«Admettre la vente d’organes, c’est revenir à la loi de la jungle»

4 octobre 2013 15:35 Mis à jour: 29 octobre 2017 15:42

Rafael Matesanz, directeur de la Organización Nacional de Trasplante (ONT), décrit en détail et sans fard la lutte difficile contre le trafic d’organe et le tourisme de transplantation dans le monde

MADRID, Espagne – Les médias ont commencé à rapporter une réalité horrible dépassant toutes les histoires d’épouvante, il y a maintenant deux décennies. Désormais le père fouettard vous supprimerait également un rein gauche en vous abandonnant dans une benne à ordures. Bien que certains cas aient été reconnus en Europe, le phénomène a commencé à croître dans les pays où le contrôle de l’Etat est beaucoup plus négligent, ou lorsque l’État lui-même s’est directement impliqué dans le commerce lucratif généré par ces atrocités.

Cependant comme l’aura affirmé le directeur de l’ONT, il n’y a pas de vendeur sans acheteur. Et la plupart des acheteurs viennent précisément des pays où les contrôles sur le trafic d’organe sont renforcés, conduisant à un phénomène que l’on connaît sous le nom de «tourisme de transplantation».

Il y a un peu plus d’une décennie que ce terme a commencé à être largement utilisé. À cette époque, de nombreux hôpitaux en Chine offraient sur leurs sites Web, en anglais, la possibilité d’obtenir un organe vital en moins d’une semaine pour des prix allant de 50.000 $US  et 150.000 $US (40.000 € à 110.000 €), et le flux de touristes à la recherche d’un organe a augmenté de façon exponentielle en Chine.

Toutefois, ce n’est qu’il y quelques années à peine que ce crime contre l’humanité a commencé à prendre de l’importance au sein des instances internationales des droits de l’homme. Au Conseil des droits de l’homme des Nations unies qui s’est tenu récemment à Genève, diverses ONG ont attiré l’attention sur le prélèvement d’organes pratiqué sur les pratiquants de Falun Gong en Chine. Le Falun Gong est une ancienne pratique de méditation qui est brutalement persécutée par le régime de Pékin depuis 1999.

Pour plus de précisions,  les délégués chinois ont essayé de réprimer les déclarations d’une ONG, au cours des différentes sessions du Conseil, obtenant finalement l’effet inverse en faisant de cette question la plus discutée parmi les délégations des différents pays.

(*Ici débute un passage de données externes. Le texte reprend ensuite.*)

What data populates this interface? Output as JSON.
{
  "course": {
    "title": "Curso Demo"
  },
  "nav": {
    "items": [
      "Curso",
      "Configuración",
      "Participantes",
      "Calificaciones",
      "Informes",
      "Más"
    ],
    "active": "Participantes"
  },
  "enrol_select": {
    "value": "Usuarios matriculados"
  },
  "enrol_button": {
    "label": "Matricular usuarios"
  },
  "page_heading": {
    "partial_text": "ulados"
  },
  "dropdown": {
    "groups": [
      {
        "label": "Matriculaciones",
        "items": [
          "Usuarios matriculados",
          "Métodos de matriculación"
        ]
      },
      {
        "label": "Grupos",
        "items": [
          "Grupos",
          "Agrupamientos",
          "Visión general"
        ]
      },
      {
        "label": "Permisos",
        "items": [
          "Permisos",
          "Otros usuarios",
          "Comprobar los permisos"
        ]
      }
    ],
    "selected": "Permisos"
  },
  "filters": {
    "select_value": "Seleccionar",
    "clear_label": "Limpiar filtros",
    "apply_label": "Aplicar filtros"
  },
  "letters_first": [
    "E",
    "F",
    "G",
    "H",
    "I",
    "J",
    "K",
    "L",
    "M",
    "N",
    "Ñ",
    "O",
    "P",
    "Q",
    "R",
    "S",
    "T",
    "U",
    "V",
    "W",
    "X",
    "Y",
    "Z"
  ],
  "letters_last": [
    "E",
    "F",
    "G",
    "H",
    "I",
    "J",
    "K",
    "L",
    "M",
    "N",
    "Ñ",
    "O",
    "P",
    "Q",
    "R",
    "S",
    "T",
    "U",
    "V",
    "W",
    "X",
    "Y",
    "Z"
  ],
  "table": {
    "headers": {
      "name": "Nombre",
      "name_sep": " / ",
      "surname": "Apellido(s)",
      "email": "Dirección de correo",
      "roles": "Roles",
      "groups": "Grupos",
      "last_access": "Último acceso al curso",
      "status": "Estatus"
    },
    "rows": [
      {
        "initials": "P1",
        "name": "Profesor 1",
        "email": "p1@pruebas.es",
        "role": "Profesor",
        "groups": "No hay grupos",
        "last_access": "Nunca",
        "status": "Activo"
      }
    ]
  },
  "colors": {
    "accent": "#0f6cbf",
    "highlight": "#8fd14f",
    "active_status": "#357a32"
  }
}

Aucun Espagnol ne semble être surpris lorsque l’Espagne, d’année en année, est considérée comme le numéro 1 mondial du don d’organes. Beaucoup savent déjà que la clé du succès repose sur un système de donation bien organisé mis en place par l’ONT, dont de plus en plus de pays dans le monde essayent de tirer des enseignements. Toutefois, ceux qui savent que l’Espagne est également le leader mondial dans la lutte contre le tourisme de transplantation et le trafic d’organe pourraient être moins nombreux.

Depuis 2010, l’Espagne est le seul pays au monde qui punit ceux qui obtiennent un organe tout en connaissant son origine illicite. Mais elle punit aussi ceux qui font la promotion ou la publicité d’une manière quelconque pour se procurer ce type d’organes, les peines allant de 3 à 12 ans de prison. L’ONT, par le biais de son directeur, Rafael Matesanz, promeut activement la réforme du code pénal espagnol, qui est une percée sans précédent dans la prévention contre le tourisme de la transplantation.

Epoch Times: M. Matesanz, pourriez-vous nous expliquer comment la réforme du code pénal en 2010 concernant le trafic d’organe a vu le jour?

Rafael Matesanz: En ce qui concerne cette question, je dois dire que c’est une idée que j’ai gardée en moi pendant vingt ans. La question du trafic d’organe dans le monde est quelque chose dont se préoccupent toutes les organisations internationales et tous les pays développés. Mais les États- Unis, Israël, le Japon ou l’Union européenne, qui sont vraiment les acheteurs de ces organes, n’ont pas réellement agi.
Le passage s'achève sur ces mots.